9. The method for preparing a tissue-based scaffold material based on vinyl-sulfonium-based cross-linking according to claim 3, wherein the PH value of the thiolation modification treatment system is stably controlled at 4.71 - 4.81.

10. The method for preparing a tissue-based scaffold material based on vinyl-thiol cross-linking according to claim 3, wherein the thiolation modification treatment temperature is 37 °C.

11. The method for preparing a vinyl-sulfhydryl-based cross-linked tissue engineering scaffold material according to claim 3, wherein the thiol-based modifying agent is cysteamine.

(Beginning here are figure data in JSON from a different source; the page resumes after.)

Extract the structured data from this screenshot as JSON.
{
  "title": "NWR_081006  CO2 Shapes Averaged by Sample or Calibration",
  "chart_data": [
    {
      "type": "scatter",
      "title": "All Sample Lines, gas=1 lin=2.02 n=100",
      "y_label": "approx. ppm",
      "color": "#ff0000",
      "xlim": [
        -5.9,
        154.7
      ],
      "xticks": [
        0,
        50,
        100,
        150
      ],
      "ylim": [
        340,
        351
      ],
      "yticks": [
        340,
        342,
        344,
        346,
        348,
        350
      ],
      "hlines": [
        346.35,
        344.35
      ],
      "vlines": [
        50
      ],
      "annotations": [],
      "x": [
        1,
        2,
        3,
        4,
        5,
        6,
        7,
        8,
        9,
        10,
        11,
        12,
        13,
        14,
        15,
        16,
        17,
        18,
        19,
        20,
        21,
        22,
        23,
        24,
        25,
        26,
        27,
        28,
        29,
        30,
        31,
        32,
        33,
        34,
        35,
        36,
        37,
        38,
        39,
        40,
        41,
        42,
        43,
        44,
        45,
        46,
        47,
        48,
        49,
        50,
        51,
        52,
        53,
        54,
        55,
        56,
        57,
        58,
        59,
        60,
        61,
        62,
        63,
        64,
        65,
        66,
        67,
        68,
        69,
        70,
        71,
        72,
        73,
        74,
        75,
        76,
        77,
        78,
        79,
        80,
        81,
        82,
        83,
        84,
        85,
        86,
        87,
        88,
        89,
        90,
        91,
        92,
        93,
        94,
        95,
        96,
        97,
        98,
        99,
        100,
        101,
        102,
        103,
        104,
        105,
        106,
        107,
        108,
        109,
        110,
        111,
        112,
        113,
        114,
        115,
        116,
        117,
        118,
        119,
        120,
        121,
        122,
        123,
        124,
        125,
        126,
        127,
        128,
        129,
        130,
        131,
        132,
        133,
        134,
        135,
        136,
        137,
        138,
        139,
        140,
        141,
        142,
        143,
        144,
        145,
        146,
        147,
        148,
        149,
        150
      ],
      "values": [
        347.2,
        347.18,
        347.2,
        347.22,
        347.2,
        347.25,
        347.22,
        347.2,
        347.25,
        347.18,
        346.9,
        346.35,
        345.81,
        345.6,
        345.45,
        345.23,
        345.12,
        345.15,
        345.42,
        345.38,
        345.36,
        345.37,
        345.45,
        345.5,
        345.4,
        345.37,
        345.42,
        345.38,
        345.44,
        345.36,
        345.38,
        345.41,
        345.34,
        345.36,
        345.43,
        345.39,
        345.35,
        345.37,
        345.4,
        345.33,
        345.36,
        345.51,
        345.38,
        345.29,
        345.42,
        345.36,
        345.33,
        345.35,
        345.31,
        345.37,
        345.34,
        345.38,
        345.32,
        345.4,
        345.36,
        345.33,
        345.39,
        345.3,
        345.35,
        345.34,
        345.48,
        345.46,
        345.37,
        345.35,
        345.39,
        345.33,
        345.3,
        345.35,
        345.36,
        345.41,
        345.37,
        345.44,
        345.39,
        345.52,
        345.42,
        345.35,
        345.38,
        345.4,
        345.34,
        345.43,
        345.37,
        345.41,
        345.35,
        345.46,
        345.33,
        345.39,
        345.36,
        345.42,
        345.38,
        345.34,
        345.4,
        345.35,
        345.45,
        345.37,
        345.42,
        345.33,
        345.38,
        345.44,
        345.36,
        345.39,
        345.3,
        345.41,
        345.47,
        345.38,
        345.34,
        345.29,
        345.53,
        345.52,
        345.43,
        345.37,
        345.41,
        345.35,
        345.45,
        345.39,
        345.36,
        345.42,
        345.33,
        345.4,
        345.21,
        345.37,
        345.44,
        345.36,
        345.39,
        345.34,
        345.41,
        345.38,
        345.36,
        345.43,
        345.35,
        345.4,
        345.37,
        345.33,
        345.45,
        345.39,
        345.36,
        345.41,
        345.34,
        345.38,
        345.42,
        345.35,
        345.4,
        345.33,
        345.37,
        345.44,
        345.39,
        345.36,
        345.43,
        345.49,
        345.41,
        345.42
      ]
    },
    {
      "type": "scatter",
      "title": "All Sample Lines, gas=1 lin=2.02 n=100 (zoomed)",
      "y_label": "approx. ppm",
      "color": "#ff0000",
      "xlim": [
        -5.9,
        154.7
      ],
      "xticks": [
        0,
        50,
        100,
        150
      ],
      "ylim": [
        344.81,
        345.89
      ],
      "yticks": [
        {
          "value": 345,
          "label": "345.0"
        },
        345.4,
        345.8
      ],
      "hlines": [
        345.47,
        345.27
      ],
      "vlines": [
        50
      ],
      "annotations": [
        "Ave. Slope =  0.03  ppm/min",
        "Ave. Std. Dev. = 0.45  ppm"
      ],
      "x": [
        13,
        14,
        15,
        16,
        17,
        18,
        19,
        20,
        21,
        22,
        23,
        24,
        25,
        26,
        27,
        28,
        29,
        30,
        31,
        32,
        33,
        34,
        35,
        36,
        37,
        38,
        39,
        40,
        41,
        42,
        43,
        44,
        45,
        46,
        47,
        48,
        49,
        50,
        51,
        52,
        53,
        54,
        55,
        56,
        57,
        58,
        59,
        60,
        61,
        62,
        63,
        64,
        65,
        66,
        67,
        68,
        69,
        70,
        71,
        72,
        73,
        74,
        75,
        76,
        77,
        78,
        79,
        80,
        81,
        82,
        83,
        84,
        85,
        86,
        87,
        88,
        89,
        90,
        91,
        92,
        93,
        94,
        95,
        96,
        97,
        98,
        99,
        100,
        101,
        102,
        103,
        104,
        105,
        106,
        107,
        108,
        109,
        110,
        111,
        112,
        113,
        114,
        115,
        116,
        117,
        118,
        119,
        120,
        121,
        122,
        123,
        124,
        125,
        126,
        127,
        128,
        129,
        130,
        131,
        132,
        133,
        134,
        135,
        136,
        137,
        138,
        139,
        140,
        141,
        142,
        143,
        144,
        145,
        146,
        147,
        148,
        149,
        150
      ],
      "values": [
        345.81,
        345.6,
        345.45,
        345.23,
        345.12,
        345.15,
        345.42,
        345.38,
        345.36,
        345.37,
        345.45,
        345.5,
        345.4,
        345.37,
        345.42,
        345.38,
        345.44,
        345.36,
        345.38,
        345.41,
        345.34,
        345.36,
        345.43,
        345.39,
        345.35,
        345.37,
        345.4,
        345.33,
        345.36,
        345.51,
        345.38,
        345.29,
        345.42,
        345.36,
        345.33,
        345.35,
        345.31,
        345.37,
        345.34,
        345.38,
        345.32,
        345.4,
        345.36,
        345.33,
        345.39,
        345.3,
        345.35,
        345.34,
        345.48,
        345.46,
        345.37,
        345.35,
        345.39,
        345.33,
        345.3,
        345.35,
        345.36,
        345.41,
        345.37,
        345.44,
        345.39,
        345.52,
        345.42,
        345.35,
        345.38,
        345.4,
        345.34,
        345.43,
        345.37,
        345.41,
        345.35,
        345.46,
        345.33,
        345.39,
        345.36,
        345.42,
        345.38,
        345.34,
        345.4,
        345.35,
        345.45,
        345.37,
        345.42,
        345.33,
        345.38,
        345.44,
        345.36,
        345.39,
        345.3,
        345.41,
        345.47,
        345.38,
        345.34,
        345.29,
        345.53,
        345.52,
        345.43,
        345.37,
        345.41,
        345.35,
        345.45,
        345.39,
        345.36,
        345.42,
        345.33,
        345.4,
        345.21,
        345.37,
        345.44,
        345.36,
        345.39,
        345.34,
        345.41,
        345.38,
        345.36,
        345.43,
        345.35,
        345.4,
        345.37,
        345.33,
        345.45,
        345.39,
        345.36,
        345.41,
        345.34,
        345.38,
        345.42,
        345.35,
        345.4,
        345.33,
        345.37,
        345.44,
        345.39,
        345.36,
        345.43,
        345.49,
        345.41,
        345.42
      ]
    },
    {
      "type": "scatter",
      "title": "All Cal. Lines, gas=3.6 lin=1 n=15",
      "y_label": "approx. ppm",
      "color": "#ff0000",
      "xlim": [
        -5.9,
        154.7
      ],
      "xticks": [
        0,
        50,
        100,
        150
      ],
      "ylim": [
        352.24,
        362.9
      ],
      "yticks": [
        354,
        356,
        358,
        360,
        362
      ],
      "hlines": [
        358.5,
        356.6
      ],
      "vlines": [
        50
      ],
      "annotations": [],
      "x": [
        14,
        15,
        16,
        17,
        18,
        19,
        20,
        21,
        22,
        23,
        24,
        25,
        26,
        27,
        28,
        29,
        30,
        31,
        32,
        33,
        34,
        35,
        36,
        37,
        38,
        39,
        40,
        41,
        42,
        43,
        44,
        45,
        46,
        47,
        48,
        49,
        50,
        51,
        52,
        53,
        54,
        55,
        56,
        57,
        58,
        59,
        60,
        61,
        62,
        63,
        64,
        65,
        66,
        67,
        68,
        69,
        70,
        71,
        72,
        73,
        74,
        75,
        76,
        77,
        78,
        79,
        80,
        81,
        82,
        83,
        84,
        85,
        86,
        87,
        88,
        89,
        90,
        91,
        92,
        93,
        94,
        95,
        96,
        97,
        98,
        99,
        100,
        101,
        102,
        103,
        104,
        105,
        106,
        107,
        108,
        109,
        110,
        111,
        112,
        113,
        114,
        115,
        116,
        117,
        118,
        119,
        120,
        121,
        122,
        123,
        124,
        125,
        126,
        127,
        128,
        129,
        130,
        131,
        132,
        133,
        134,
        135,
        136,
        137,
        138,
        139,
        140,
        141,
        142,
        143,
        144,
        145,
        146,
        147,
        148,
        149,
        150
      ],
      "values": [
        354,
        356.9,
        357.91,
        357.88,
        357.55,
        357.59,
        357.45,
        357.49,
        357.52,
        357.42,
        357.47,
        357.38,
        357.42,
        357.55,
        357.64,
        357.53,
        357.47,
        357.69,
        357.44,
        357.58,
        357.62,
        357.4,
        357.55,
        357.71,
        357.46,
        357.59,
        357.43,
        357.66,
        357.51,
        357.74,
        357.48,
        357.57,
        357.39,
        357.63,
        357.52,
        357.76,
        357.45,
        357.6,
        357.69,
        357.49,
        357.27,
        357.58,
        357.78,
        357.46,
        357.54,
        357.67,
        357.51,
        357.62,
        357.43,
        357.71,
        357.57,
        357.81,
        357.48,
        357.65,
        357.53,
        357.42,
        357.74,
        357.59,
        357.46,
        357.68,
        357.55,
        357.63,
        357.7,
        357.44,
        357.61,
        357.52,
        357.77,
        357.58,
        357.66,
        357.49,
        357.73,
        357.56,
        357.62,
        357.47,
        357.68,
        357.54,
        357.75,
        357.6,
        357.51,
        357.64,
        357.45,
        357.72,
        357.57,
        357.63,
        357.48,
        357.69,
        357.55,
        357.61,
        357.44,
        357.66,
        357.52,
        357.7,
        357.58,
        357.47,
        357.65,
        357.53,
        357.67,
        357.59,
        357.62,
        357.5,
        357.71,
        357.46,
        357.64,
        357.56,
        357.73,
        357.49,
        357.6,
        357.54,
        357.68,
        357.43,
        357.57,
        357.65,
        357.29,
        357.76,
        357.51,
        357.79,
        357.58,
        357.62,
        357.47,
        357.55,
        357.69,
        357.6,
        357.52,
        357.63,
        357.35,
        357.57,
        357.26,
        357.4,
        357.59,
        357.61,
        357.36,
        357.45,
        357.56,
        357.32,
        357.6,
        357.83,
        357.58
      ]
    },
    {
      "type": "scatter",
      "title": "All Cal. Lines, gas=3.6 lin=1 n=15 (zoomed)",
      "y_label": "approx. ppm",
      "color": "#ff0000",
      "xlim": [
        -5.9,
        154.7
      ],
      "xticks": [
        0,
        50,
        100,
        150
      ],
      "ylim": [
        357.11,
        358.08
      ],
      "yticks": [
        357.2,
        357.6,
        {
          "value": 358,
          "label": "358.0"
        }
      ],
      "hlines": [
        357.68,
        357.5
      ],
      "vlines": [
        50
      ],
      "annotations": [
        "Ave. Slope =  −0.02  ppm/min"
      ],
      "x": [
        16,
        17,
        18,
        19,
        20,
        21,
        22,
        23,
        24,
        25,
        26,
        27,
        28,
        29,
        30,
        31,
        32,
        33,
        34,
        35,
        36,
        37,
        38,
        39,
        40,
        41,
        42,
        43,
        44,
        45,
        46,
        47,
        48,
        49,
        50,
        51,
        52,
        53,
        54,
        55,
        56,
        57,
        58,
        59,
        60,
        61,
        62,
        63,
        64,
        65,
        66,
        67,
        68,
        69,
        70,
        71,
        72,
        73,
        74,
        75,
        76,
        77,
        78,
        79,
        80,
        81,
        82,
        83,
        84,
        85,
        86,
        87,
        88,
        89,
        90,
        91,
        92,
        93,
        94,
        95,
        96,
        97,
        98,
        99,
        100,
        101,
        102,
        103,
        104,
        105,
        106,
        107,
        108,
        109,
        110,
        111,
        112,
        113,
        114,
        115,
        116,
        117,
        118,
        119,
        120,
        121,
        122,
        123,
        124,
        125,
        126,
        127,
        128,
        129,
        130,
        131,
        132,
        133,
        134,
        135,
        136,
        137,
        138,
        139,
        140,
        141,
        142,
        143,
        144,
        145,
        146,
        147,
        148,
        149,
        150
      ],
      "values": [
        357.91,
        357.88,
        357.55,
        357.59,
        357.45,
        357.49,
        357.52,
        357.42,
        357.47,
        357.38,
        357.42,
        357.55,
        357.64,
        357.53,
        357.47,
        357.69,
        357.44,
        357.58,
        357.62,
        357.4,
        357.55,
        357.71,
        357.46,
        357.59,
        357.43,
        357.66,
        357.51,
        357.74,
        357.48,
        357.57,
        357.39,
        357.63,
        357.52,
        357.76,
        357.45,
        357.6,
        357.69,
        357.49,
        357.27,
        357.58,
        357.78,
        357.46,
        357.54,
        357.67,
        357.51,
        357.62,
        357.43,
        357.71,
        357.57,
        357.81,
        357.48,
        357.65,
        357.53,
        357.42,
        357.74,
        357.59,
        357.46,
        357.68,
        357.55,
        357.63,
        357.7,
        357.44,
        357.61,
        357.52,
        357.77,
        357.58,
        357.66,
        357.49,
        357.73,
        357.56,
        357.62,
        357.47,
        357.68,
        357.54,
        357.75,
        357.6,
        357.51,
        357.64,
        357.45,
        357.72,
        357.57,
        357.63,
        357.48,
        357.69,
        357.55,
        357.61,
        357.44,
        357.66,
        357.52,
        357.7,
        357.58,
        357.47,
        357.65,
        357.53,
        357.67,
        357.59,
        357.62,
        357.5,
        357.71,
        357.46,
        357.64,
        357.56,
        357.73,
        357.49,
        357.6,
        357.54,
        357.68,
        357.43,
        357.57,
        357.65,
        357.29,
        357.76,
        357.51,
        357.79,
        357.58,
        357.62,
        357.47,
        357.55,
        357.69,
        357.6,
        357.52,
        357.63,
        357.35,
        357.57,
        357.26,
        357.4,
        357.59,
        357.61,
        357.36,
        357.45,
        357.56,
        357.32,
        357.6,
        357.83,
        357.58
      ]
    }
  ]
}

12. The method for preparing a vinyl-sulfonium-based crosslinked tissue engineering scaffold material according to claim 3, wherein the mass ratio of the vinylated modified raw material to the thiolated modified raw material is 2 :1.

13. The method for preparing a tissue-based scaffold material based on vinyl-sulfonium-based cross-linking according to claim 3, wherein the thiolated modified raw material is subjected to nitrogen-discharging treatment before mixing.

14. The method for preparing a tissue-based scaffold material based on vinyl-sulfonium-based cross-linking according to claim 3, wherein the photo-curing cross-linking photoinitiator is a photoinitiator of type 2959, the amount of addition 0.1% - 1.0% w/v.

15. The method for preparing a tissue-based scaffold material based on vinyl-thiol cross-linking according to claim 3, wherein the ultraviolet radiation intensity is 50-300 mW, and the irradiation time is 20 s-3 min.